Barclays cut its target for the shares from 1,800p to just 1,500p and maintained an 'underweight' position on the stock.
A growing number of airlines have cancelled flights to Israel and surrounding regions as a result of the ongoing conflict between the Israeli government and its continued bombing of Gaza.
"The Israel-Palestine conflict adds a new challenge for Wizz, on top of its uncertainties from the GTF engine problems," the bank said in a research report on Friday.
Wizz Air in the past has boasted its position as the first airline to offer ultra low-cost services to the Middle East region, with regional hubs in Abu Dhabi and Saudi Arabia. In Abu Dhabi in particular, it said in June that it planned to increase its fleet from nine to 16 over the financial year to March 2024, doubling the number of employees there to 800.
Meanwhile, Wizz Air is still struggling with issues to do with Pratt & Whitney Geared Turbofan (GTF) engines, which powers all of its A320 NEO family aircraft.

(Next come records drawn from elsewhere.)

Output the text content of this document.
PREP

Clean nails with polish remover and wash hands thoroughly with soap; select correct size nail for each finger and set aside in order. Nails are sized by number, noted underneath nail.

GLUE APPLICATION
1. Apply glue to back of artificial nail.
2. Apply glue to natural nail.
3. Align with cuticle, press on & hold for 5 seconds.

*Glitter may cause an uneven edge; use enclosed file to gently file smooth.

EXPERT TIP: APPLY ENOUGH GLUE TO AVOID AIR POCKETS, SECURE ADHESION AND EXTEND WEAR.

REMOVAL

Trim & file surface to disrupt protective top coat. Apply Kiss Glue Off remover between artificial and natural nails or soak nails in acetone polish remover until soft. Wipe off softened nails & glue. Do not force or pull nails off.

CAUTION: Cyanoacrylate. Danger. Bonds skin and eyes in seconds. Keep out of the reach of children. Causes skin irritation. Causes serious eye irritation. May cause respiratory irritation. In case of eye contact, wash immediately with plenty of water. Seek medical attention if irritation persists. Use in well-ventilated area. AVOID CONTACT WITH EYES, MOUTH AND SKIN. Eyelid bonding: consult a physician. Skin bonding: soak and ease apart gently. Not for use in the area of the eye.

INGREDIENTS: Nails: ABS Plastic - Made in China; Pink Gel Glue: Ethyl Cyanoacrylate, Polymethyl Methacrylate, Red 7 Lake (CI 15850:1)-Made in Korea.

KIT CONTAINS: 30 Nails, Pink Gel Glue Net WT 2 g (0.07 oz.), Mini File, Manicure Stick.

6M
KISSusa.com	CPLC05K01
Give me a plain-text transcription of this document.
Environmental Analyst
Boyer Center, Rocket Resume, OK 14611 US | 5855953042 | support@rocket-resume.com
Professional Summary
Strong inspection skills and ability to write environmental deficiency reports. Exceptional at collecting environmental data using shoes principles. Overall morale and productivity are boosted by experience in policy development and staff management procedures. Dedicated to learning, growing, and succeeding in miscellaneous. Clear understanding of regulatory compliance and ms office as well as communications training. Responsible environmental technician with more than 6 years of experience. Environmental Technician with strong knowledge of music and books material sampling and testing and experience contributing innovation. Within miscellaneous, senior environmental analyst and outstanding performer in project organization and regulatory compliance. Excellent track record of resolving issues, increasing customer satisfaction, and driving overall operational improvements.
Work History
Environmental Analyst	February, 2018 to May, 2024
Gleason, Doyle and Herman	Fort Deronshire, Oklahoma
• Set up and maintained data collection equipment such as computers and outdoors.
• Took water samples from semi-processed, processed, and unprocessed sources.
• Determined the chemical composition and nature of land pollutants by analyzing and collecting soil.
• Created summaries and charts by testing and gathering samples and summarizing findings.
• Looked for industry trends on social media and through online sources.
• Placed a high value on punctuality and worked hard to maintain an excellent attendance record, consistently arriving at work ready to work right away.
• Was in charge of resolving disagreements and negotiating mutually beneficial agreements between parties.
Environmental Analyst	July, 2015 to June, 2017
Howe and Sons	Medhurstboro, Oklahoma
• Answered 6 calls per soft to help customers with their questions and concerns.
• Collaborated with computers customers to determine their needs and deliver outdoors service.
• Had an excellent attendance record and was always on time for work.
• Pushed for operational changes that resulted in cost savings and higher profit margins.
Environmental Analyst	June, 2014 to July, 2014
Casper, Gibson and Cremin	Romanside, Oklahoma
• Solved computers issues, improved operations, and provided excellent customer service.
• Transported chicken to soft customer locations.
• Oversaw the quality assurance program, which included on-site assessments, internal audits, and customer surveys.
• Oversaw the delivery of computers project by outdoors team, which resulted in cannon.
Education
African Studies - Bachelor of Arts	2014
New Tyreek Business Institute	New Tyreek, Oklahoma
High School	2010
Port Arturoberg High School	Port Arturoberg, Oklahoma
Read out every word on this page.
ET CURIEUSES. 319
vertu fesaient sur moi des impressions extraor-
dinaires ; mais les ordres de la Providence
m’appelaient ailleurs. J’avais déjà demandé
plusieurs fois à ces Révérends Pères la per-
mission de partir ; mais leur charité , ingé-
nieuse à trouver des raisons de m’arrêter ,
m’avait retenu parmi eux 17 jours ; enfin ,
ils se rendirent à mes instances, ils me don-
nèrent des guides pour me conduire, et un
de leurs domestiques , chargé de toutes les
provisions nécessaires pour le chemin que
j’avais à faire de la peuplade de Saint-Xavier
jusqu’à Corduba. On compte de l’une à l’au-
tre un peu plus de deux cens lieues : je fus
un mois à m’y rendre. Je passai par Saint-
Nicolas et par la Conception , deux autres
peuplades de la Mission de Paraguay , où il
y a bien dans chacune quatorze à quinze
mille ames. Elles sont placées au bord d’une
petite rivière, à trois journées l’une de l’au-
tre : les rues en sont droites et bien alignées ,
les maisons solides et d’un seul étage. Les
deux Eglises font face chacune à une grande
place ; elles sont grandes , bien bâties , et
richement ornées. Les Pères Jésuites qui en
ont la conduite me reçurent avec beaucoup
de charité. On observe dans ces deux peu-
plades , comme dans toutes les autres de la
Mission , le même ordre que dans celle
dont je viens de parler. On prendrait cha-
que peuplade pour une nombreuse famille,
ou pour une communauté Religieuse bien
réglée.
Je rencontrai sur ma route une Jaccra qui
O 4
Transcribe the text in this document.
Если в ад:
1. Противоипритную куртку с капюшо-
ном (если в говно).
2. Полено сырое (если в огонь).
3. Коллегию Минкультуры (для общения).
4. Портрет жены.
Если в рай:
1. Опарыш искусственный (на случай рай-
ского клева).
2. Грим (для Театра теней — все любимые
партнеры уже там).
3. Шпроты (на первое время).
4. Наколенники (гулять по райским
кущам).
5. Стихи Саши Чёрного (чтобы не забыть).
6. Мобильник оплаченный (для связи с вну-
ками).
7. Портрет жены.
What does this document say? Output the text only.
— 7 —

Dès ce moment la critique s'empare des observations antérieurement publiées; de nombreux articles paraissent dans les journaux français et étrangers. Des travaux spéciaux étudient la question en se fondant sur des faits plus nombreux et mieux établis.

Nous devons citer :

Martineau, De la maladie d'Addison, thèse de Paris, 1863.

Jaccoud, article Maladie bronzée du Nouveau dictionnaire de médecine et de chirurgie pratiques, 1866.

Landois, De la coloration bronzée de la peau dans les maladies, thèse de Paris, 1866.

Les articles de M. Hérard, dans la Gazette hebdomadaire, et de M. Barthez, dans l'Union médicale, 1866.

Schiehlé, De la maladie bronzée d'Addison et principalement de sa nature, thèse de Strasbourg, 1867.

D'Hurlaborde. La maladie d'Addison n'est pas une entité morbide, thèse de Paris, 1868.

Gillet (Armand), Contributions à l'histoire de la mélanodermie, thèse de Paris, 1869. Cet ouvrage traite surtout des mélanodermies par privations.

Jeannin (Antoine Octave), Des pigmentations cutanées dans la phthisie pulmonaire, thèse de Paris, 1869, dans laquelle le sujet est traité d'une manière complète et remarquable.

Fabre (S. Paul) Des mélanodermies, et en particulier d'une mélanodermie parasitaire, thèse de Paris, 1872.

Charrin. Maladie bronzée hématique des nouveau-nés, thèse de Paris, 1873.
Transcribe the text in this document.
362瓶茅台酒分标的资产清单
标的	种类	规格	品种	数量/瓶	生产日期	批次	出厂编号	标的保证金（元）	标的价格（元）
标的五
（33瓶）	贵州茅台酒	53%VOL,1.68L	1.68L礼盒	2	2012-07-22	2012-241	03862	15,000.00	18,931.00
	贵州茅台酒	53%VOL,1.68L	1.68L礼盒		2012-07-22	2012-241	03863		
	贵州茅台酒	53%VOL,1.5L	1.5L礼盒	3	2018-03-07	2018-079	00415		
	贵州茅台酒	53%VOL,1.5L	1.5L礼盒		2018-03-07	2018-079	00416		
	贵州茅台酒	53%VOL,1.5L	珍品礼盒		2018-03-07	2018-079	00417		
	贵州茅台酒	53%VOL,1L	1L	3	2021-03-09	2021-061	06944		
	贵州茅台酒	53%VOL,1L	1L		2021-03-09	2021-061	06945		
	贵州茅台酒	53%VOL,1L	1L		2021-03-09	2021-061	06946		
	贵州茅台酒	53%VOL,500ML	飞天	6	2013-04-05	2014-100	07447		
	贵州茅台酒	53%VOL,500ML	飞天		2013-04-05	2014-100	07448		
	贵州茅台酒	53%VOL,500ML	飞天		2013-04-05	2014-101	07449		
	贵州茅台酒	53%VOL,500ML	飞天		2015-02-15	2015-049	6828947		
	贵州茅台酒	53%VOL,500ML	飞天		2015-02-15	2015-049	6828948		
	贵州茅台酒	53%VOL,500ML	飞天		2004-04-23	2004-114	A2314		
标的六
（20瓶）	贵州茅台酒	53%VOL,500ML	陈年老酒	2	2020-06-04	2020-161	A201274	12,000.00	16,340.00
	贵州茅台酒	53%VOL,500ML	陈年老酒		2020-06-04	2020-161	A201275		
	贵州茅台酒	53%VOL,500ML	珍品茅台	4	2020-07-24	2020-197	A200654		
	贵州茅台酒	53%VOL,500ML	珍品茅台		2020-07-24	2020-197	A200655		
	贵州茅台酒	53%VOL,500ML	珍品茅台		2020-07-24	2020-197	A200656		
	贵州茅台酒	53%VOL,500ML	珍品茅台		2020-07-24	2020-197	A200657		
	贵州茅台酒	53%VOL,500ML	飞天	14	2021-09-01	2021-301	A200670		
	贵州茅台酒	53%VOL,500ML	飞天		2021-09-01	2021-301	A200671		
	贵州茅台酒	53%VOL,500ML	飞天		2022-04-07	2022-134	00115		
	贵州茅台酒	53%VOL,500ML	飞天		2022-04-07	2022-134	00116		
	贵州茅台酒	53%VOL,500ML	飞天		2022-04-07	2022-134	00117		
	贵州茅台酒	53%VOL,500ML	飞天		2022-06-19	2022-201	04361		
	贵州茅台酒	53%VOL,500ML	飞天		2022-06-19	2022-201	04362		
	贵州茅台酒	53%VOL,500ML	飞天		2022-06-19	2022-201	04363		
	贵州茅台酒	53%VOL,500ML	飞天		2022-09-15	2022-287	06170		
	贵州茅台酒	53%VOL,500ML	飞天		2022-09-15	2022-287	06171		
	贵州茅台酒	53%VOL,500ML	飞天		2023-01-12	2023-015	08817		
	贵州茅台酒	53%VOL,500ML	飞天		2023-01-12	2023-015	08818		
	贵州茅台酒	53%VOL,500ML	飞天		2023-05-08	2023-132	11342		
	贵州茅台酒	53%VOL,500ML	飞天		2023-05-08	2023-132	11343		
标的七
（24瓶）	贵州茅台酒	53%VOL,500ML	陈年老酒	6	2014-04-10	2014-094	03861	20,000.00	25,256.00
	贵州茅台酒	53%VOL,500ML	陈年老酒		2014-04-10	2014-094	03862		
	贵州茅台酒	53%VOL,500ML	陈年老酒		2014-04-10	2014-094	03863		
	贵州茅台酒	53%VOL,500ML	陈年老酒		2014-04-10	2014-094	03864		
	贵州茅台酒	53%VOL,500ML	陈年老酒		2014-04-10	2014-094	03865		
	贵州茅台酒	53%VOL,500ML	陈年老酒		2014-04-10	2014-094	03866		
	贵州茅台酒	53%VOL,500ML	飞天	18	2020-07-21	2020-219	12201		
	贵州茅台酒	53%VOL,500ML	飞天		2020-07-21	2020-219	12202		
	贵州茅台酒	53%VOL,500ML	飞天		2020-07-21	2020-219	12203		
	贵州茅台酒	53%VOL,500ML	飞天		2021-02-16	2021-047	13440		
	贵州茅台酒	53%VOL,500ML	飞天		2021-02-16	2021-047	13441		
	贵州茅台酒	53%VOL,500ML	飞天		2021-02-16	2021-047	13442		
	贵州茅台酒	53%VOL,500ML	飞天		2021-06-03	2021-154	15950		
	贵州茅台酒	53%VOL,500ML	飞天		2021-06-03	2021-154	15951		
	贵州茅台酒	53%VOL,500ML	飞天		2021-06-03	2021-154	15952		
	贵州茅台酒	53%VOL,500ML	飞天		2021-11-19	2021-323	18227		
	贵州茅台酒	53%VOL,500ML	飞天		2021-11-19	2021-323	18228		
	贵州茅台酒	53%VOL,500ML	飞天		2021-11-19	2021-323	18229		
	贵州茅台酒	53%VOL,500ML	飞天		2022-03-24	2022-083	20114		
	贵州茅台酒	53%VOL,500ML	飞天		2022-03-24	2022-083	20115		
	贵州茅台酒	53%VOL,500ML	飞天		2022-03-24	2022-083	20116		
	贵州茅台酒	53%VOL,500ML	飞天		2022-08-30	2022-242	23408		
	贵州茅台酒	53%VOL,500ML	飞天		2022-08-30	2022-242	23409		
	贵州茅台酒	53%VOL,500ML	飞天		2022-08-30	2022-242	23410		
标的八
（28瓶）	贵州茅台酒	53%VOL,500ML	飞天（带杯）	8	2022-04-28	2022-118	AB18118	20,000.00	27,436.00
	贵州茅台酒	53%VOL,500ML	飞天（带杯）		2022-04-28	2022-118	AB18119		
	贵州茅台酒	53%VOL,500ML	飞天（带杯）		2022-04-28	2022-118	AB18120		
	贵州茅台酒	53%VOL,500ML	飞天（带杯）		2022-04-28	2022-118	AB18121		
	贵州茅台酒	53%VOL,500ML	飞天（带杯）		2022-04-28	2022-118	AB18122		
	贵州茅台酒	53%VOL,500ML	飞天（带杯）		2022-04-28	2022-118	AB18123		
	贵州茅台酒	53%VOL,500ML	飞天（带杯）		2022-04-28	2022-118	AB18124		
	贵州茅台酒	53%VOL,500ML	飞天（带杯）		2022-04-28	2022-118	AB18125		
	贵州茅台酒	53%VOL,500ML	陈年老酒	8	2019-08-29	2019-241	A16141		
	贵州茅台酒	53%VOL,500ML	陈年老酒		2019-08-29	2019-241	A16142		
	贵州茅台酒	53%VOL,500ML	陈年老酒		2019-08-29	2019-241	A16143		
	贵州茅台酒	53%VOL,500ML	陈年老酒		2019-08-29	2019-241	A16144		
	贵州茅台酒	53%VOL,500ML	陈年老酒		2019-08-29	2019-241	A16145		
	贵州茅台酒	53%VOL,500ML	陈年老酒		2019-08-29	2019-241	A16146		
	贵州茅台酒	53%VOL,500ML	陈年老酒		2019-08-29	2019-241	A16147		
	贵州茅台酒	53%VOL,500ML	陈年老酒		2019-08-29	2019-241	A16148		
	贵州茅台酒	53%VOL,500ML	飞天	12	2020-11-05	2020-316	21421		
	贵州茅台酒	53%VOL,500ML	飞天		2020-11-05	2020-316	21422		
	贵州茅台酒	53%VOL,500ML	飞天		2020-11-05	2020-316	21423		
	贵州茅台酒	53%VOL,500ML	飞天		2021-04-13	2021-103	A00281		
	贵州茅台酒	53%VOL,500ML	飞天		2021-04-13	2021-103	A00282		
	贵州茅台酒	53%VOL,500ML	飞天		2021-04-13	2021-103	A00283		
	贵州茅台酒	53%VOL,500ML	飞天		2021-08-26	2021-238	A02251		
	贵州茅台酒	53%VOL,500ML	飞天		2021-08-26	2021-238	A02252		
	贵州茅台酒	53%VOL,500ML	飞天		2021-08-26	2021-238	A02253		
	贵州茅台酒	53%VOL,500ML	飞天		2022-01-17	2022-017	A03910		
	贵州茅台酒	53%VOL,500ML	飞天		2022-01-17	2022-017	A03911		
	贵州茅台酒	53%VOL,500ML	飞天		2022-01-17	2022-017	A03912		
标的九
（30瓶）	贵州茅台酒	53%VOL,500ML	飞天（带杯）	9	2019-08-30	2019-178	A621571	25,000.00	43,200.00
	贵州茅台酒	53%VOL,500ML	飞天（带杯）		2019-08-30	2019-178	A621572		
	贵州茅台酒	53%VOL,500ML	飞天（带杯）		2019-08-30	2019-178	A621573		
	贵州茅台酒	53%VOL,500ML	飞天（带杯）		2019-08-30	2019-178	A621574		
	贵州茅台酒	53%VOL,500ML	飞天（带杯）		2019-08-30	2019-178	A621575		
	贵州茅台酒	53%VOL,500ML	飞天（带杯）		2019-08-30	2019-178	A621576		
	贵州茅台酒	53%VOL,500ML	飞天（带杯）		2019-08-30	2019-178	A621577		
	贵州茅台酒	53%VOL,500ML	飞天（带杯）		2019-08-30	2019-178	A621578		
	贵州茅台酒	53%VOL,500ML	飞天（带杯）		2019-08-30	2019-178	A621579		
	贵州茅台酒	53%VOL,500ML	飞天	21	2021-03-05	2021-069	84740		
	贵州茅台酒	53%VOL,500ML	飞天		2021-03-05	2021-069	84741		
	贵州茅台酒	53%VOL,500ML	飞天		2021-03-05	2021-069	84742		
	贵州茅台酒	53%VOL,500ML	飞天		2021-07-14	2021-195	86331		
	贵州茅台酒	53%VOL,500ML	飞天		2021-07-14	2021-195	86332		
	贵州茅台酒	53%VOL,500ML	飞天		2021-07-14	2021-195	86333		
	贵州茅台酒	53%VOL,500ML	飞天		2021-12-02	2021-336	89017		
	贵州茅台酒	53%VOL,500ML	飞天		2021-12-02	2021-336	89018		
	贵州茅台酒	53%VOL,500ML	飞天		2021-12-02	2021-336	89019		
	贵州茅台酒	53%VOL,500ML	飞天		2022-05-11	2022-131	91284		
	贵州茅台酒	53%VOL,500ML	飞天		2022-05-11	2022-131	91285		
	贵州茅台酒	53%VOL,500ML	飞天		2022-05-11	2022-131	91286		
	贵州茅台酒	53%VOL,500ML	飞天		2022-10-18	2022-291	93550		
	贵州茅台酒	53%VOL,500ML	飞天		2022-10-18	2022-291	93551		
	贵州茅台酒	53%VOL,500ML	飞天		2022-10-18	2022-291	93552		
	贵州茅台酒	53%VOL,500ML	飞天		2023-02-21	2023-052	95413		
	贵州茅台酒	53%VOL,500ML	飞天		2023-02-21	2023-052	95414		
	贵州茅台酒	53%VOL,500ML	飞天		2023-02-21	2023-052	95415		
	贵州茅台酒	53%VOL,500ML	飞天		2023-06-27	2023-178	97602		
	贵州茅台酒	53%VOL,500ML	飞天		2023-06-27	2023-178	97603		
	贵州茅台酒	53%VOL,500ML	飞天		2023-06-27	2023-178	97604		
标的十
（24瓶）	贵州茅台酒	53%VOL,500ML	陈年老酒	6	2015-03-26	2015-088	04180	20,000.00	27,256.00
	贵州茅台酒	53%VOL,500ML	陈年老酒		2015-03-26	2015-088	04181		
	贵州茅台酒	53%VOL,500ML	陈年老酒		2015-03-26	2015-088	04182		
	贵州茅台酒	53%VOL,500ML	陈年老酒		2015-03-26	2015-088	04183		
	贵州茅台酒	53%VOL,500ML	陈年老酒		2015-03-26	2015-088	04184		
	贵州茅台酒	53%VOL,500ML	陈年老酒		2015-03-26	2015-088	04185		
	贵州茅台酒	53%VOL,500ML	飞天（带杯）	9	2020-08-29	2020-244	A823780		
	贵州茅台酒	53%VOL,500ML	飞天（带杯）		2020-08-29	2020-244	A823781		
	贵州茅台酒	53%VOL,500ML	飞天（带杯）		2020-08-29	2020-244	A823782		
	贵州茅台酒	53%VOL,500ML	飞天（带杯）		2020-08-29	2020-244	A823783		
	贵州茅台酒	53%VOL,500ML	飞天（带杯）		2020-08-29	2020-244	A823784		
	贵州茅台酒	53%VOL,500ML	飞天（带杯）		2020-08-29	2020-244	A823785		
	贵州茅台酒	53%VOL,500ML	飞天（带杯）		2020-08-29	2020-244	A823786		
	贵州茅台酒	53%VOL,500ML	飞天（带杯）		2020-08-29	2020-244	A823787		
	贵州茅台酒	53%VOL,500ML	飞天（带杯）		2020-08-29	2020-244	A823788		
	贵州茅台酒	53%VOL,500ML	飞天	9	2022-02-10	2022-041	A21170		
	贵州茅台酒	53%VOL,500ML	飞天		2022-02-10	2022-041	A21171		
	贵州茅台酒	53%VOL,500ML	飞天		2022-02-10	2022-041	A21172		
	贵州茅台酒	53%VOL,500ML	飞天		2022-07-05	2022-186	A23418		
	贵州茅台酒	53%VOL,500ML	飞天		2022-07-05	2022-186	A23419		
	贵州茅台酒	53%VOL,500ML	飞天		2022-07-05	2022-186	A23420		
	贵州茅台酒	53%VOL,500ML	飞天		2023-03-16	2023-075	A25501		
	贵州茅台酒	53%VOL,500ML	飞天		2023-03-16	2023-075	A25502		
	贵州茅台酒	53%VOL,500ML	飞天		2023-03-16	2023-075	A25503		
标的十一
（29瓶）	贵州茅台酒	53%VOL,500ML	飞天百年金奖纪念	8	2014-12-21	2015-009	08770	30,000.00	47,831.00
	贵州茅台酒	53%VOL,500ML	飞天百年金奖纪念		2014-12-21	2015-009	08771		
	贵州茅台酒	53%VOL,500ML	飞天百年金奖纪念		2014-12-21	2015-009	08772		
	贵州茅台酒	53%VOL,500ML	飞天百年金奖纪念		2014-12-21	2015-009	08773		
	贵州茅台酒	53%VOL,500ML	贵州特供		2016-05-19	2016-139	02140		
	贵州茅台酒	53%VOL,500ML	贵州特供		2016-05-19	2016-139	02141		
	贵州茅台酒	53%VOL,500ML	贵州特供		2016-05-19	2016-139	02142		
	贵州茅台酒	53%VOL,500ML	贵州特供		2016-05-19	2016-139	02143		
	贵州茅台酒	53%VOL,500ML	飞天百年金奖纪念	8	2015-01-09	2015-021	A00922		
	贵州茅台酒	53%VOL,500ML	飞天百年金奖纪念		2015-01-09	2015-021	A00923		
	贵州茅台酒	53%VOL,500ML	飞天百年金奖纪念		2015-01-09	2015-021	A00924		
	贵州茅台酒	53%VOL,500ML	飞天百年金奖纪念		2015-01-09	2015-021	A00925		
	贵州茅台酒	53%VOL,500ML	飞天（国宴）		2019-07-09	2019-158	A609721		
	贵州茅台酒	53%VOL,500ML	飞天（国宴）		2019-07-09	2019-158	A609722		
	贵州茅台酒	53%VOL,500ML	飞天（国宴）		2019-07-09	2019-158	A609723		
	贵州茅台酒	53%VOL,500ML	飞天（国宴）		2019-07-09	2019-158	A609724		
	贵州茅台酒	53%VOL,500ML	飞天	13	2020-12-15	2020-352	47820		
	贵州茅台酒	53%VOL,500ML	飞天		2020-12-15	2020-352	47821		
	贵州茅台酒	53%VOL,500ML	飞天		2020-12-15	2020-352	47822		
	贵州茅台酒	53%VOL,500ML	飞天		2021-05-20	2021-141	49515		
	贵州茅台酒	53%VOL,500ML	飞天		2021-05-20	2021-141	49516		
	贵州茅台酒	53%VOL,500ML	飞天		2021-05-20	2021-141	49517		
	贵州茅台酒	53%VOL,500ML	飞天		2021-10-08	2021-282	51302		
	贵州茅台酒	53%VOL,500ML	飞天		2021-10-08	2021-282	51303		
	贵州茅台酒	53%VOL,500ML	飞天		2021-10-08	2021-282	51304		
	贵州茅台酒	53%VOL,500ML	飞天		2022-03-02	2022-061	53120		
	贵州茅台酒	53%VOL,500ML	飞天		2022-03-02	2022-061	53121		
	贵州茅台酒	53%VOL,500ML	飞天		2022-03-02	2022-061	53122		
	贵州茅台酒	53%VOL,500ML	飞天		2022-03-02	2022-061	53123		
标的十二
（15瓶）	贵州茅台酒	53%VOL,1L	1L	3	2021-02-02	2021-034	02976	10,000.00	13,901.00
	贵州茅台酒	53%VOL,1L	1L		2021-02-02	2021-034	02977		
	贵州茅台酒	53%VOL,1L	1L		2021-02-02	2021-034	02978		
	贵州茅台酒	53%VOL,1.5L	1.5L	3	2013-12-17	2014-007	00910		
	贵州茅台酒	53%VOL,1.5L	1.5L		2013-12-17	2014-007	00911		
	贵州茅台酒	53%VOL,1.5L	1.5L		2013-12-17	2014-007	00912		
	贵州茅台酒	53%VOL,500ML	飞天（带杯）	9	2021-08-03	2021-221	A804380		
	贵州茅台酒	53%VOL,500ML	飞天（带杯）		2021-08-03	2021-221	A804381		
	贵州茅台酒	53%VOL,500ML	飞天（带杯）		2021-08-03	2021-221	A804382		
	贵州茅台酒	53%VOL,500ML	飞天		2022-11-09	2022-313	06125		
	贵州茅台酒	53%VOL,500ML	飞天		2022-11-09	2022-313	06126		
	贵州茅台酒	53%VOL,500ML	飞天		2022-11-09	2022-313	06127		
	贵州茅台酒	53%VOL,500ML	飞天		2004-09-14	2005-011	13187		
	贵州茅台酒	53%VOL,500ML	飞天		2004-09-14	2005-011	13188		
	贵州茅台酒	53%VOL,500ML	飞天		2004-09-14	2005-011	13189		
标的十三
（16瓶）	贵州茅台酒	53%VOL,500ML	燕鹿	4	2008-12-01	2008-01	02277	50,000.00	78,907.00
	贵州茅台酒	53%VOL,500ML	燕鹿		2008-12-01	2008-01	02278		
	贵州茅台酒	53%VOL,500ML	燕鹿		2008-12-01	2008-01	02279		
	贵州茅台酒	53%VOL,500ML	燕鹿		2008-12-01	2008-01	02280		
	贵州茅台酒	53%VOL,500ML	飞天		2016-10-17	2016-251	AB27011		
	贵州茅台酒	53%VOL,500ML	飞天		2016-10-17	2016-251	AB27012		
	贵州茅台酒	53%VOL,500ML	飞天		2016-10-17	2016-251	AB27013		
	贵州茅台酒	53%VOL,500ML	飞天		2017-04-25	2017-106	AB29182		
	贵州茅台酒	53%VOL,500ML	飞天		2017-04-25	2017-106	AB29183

The company said in September that the issues will reduce capacity by 10% in the second half of the fiscal year to March 2024.
"We lower FY24 net profit estimates by 7% anticipating weakness on Mid East flying. Estimates for FY25 and FY26 are unchanged but remain far below consensus."
The stock was down 1% 1,591p by 1028, having now fallen 18% since the violence began.